An raffiniert ausgewählten Stellen sind Goldakzente angebracht. Alte Kommoden in dunklem Holz bieten Platz für kleine Blumentöpfe mit Weihnachtssternen, die mit Gold bestäubt sind. Die hohen Fenster, die die rundlichen Mauern unterbrechen, geben den Blick auf die Straße und einen weitläufigen Park frei, der zwar für Besucher zugänglich ist, jedoch an Öffnungszeiten gebunden ist, die der Bürgermeister bestimmen kann.

Der Raum bietet viel Platz für elegante Gruppentische, festlichen Schmuck und einen großen Tannenbaum, bei dem ich enttäuscht bin, ihn nicht schon vorzufinden. Es sind kaum zwei Wochen bis Weihnachten und ich hätte mir erwartet, am öffentlichsten Gebäude der Stadt einen pompösen und mehrere Meter hohen Baum vorzufinden, der den Eindruck abrundet.

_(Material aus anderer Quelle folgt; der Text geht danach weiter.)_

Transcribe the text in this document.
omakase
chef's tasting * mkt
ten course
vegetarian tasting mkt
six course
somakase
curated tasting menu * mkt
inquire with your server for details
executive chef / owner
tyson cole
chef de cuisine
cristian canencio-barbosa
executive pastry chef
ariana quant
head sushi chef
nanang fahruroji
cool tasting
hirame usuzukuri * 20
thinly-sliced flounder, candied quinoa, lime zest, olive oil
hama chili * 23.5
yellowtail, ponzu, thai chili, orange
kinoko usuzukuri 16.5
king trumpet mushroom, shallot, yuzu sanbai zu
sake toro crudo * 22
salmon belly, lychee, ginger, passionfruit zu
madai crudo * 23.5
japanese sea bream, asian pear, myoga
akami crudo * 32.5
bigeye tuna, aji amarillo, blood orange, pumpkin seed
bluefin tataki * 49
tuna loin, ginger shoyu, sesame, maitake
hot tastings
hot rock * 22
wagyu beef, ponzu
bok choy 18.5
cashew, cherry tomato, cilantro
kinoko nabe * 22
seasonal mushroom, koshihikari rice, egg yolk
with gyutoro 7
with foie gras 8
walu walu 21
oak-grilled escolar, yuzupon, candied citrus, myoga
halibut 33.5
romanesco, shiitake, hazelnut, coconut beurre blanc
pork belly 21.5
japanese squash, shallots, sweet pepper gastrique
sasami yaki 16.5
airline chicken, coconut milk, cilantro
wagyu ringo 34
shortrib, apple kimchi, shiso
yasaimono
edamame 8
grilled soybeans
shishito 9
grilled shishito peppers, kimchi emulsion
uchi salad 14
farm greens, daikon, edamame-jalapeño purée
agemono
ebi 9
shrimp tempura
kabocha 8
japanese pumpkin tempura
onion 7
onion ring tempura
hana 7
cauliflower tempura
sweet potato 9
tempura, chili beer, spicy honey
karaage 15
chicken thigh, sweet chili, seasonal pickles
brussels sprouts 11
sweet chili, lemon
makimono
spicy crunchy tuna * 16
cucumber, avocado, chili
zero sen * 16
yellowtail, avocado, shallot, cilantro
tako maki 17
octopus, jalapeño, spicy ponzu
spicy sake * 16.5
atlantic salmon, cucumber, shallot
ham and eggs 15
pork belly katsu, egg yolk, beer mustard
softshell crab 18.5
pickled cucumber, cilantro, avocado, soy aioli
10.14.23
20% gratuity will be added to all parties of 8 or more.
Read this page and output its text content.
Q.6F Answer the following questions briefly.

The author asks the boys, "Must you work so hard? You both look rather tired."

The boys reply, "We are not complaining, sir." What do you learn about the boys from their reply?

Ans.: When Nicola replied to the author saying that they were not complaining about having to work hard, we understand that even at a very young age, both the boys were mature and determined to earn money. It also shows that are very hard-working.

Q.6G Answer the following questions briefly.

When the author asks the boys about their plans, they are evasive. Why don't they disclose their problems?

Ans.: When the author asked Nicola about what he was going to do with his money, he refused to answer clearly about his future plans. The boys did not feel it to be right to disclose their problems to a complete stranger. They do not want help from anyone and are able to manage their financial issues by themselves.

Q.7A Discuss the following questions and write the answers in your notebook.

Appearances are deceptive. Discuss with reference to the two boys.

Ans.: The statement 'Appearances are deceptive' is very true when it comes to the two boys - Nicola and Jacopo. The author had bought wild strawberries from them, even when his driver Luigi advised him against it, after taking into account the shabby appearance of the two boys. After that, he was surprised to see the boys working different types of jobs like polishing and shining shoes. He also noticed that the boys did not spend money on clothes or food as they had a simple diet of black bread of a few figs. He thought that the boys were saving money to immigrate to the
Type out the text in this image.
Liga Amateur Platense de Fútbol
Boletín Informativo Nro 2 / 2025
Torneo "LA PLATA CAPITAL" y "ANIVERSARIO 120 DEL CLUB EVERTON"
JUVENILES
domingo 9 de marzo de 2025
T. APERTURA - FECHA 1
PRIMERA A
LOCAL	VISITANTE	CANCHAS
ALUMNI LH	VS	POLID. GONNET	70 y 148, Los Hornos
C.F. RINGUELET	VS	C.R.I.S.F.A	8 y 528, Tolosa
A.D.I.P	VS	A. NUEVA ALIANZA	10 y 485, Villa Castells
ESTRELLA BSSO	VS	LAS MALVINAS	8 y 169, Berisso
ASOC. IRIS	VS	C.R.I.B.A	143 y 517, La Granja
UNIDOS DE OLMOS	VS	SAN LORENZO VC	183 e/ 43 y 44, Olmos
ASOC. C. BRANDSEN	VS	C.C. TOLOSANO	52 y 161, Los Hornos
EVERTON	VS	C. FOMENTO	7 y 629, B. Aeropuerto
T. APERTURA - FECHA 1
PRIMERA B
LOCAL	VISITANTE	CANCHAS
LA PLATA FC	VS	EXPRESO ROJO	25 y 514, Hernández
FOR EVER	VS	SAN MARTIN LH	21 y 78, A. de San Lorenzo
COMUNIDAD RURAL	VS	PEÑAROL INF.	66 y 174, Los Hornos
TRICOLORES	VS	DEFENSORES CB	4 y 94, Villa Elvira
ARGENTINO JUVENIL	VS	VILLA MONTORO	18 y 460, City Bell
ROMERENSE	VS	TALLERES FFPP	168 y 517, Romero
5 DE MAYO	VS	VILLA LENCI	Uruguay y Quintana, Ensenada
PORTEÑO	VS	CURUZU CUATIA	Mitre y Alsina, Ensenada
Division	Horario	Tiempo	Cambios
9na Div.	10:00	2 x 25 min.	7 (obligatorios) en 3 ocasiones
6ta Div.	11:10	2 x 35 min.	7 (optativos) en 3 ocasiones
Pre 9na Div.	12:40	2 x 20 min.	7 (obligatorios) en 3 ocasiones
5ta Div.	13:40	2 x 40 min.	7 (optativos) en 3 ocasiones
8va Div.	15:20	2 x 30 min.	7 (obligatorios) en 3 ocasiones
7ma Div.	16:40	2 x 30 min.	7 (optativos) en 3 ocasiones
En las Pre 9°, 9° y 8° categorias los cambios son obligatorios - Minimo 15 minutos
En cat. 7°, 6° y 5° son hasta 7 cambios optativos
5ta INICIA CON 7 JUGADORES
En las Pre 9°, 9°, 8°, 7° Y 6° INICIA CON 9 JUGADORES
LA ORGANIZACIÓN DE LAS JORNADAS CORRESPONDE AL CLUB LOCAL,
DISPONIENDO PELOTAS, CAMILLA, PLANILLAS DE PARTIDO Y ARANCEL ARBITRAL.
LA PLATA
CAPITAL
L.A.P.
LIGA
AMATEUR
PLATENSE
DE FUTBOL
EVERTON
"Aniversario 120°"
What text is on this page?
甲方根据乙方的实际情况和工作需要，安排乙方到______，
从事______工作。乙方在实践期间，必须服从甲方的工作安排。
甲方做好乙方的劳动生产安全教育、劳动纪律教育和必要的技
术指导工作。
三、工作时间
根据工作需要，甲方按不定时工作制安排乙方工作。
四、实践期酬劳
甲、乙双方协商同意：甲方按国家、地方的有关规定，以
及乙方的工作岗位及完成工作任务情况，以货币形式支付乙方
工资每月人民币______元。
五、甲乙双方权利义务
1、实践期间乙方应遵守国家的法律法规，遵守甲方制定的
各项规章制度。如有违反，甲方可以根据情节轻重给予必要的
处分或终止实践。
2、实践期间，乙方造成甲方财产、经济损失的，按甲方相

Ich notiere mir die Beschaffung eines Baumes auf meiner inzwischen zweiseitigen Liste und schiele zu den Leuten von der Presse herüber. Sie haben sich am Eingang zum Saal positioniert, der durch einen runden Bogen besticht, und empfangen die eintreffenden Kandidaten. Das Team besteht aus bisher zwei Personen. Charles, einem hochgewachsenen, blonden Schönling - der viel zu jung wirkt, um eine ernsthafte Backsendung zu moderieren und zu begleiten – und June, einer zierlichen Frau mittleren Alters, die seit ihrer Ankunft die schwere Kamera auf der rechten Schulter balanciert und versucht, die Kandidaten sowie ihren Kollegen in das beste Licht zu rücken.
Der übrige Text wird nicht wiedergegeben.